Print data according to a tabular layout.

Parameters:
  • data – a sequence of rows; assume all rows are of equal length.
  • headers – an optional row containing column headers; must be of the same length as each row in data.
  • sep – column separator
  • out – output file descriptor (None means use sys.stdout)
  • ambiwidth – column width of the East Asian Ambiguous (A). If None, detect ambiwidth with the locale settings. If others, pass to the ambiwidth parameter of text_width.
trac.util.text.shorten_line(text, maxlen=75)

Truncates text to length less than or equal to maxlen characters.

This tries to be (a bit) clever and attempts to find a proper word boundary for doing so.

trac.util.text.stripws(text, leading=True, trailing=True)

Strips unicode white-spaces and ZWSPs from text.

Parameters:
  • leading – strips leading spaces from text unless leading is False.
  • trailing – strips trailing spaces from text unless trailing is False.
trac.util.text.strip_line_ws(text, leading=True, trailing=True)

Strips unicode white-spaces and ZWSPs from each line of text.

Parameters:
  • leading – strips leading spaces from text unless leading is False.
  • trailing – strips trailing spaces from text unless trailing is False.
trac.util.text.strip_line_ws(text, leading=True, trailing=True)

Strips unicode white-spaces and ZWSPs from each line of text.

Parameters:
  • leading – strips leading spaces from text unless leading is False.
  • trailing – strips trailing spaces from text unless trailing is False.
trac.util.text.wrap(t, cols=75, initial_indent='', subsequent_indent='', linesep='\n', ambiwidth=1)

Wraps the single paragraph in t, which contains unicode characters. The every line is at most cols characters long.

That ambiwidth parameter is used for the column width of the East Asian Ambiguous (A). If 1, the same width as characters in US-ASCII. This is expected by most users. If 2, twice the width of US-ASCII characters. This is expected by CJK users.

trac.util.text.cleandoc(message)

Removes uniform indentation and leading/trailing whitespace.

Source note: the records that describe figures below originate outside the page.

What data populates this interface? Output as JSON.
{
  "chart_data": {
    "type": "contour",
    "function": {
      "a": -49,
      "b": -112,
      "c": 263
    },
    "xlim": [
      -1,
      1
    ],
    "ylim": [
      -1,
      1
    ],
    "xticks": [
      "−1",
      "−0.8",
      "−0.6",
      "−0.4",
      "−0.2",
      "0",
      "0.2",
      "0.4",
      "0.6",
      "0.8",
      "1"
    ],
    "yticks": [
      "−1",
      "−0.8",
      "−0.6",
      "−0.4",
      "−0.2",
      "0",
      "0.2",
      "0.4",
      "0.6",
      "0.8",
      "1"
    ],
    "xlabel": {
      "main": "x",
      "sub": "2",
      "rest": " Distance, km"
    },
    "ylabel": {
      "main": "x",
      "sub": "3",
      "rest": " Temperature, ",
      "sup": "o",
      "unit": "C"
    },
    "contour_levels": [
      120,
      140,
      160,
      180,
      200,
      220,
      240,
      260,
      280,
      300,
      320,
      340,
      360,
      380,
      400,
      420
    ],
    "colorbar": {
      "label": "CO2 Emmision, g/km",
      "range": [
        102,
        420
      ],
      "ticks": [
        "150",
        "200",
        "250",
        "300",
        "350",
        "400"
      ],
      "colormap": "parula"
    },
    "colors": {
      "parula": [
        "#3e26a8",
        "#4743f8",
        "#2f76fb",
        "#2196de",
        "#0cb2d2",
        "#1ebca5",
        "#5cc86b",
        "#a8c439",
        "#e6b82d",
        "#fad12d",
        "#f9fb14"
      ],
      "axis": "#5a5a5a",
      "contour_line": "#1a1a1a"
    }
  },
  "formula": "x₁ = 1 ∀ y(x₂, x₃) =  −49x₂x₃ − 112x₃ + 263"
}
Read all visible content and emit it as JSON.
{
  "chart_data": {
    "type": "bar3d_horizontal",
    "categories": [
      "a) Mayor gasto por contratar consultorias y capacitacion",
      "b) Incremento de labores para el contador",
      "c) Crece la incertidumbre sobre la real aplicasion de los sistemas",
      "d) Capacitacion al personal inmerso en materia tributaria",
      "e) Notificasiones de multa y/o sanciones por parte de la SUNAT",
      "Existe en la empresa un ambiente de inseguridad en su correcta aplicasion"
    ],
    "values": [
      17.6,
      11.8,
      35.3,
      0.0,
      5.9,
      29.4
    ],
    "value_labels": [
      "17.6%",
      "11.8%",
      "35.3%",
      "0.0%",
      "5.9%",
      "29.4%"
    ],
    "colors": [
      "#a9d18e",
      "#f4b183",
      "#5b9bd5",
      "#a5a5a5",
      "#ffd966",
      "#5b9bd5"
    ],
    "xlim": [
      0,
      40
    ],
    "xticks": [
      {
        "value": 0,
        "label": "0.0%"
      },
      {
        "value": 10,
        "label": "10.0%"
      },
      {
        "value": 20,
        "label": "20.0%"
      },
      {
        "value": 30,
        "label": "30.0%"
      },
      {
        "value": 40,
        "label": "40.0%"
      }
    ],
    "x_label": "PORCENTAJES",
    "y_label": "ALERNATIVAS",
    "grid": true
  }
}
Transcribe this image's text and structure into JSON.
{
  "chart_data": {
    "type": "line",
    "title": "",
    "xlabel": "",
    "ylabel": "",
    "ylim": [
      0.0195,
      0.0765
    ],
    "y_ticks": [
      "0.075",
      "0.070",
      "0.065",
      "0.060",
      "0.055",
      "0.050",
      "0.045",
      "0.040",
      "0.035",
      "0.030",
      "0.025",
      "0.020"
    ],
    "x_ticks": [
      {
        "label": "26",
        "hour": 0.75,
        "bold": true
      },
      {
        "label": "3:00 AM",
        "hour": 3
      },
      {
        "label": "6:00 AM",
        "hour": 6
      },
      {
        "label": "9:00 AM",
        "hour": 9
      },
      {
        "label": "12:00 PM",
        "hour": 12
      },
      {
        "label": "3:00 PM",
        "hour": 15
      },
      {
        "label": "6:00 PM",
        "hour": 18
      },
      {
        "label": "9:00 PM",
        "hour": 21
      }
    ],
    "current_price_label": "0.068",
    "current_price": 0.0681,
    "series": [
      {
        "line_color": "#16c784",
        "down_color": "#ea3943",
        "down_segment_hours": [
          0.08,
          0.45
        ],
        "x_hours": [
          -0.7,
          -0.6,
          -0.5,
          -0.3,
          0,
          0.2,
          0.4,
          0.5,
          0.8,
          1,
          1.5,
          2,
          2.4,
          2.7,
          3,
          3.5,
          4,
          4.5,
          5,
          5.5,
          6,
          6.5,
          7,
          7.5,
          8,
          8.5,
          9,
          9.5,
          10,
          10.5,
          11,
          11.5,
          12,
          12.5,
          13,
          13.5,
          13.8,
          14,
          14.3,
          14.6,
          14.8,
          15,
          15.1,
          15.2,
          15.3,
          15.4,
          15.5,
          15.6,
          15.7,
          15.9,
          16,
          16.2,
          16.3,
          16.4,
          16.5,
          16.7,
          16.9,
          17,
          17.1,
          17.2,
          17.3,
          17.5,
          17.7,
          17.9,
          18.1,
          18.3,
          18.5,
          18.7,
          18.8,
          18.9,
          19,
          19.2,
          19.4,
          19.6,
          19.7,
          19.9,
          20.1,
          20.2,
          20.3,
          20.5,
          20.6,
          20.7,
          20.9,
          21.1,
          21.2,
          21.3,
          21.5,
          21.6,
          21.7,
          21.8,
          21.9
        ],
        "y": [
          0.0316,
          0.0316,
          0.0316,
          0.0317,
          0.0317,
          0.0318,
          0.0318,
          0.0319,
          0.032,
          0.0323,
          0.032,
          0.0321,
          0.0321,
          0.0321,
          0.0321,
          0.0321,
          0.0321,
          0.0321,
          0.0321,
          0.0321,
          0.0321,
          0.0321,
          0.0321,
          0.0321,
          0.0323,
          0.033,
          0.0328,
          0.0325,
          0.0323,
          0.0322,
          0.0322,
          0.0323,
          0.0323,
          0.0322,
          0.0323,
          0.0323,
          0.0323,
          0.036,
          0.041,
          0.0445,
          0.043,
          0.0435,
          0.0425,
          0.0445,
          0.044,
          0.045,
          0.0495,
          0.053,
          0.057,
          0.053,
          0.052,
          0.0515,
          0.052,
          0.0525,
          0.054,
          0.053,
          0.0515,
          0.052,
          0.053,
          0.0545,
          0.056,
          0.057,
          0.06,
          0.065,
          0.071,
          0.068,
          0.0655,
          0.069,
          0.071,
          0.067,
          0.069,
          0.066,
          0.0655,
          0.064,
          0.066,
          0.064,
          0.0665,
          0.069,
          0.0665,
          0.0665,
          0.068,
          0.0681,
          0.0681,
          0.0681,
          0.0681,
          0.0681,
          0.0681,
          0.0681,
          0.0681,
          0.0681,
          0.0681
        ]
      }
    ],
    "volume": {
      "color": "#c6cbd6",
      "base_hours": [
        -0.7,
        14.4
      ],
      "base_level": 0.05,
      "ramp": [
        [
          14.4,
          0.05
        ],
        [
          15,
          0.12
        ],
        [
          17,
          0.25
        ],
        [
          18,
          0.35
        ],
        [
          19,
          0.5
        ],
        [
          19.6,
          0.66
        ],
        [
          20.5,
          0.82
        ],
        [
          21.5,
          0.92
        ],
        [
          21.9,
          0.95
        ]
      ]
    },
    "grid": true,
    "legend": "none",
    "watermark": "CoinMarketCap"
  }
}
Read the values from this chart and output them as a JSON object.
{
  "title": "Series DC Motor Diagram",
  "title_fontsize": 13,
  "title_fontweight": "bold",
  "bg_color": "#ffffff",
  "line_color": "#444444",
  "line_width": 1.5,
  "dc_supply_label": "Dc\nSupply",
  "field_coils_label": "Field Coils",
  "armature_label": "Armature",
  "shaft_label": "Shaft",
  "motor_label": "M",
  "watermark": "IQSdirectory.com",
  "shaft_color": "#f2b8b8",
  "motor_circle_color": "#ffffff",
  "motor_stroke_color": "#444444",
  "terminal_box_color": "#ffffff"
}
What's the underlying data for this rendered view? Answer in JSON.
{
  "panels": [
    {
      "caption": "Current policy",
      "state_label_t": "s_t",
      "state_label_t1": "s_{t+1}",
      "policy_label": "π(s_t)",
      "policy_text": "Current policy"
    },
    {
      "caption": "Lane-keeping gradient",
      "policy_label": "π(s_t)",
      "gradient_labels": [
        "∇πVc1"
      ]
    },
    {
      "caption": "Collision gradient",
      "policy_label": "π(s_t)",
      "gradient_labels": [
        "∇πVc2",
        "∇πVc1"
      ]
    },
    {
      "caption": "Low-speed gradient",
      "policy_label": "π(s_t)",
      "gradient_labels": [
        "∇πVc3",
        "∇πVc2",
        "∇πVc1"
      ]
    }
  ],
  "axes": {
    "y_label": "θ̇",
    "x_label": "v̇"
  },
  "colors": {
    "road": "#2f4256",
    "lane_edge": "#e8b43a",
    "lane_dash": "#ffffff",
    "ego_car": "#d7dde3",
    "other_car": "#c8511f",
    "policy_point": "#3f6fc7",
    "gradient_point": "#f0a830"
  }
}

trac.util.text.sub_vars(text, args)

Substitute $XYZ-style variables in a string with provided values.

Parameters:
  • text – string containing variables to substitute.
  • args – dictionary with keys matching the variables to be substituted. The keys should not be prefixed with the $ character.

Conversion utilities

trac.util.text.unicode_to_base64(text, strip_newlines=True)

Safe conversion of text to base64 representation using utf-8 bytes.

Strips newlines from output unless strip_newlines is False.

trac.util.text.unicode_from_base64(text)

Safe conversion of text to unicode based on utf-8 bytes.

trac.util.text.to_utf8(text, charset='latin1')

Convert input to a UTF-8 str object.

If the input is not an unicode object, we assume the encoding is already UTF-8, ISO Latin-1, or as specified by the optional charset parameter.